All the autopsy revealed was three pounds of semi-digested sugar cookies.

The passion that drives Darrow and his protégé Clarence is finding out the identity of who or what is suppressing public knowledge of Santa's existence, and they come up with some pretty reasonable answers.  For example, if Santa – the universal gift giver – existed, parents would be able to save their money at the end of the year, or perhaps invest in a certain masked movie blogger’s Hamdinger franchise.  Santa’s free goody giveaway would result in economic ruin as well as a shitload of leftover candy canes.  While the rest of the world mocks him, Darrow perseveres and his belief is bolstered by the appearance of mysterious characters that enter his life with secret information and stories about governmental interference in the truth about Santa Claus.  In the end, we are presented with a livid portrait of a man obsessed with unraveling that which cannot – and perhaps should not – be unraveled, and the truth may reveal a stocking filled with glittering lies, a Pandora’s box of tinseled chaos, a time bomb of elfin deceit.  Insert gratuitous fruitcake joke here.


I might be talking out the business end of my hinder but when it’s all said and done, the 2000s will be known for one thing and one thing only: the post-Spinal Tap reemergence of the mockumentaryStalking Santa is a great idea for a fake documentary and its X-mas chuckles, creative enthusiasm, spirited performances, and awesome William Shatner narration make for light fare and fun times.    Filmed perhaps to perfection in the style of any History Channel UFO documentary with hints of The Office, the movie hits its comedic notes consistently and the production values in terms of the Santa “evidence”, eyewitness accounts, and interviews are smart and well-done.  Interspersed between the wackiness are interviews with real kids sharing their feelings about Santa.  For the most part, these sequences are cute but not very memorable.  Well except for this one little girl. 

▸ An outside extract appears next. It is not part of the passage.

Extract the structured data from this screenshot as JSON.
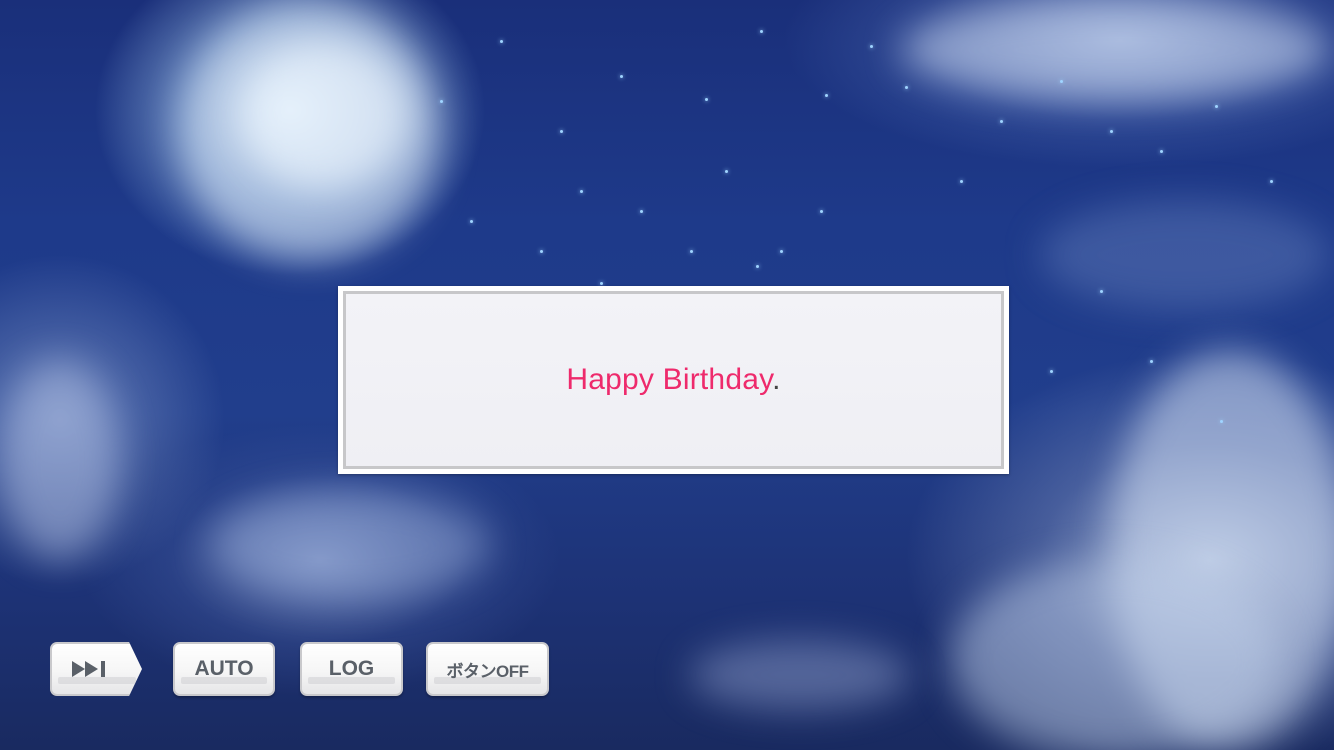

Trust me, this kid steals the show.
The movie for the most part avoids most of the pitfalls of lesser mockumentaries that could have sunk its subtle humor and deadpan delivery and provides some good laughs without getting too wacky or off-topic.  If Santa does indeed exist, and duh he does, maybe he’ll put this fun little movie in your movie stocking.  That is, if you haven’t been a complete asshole this year.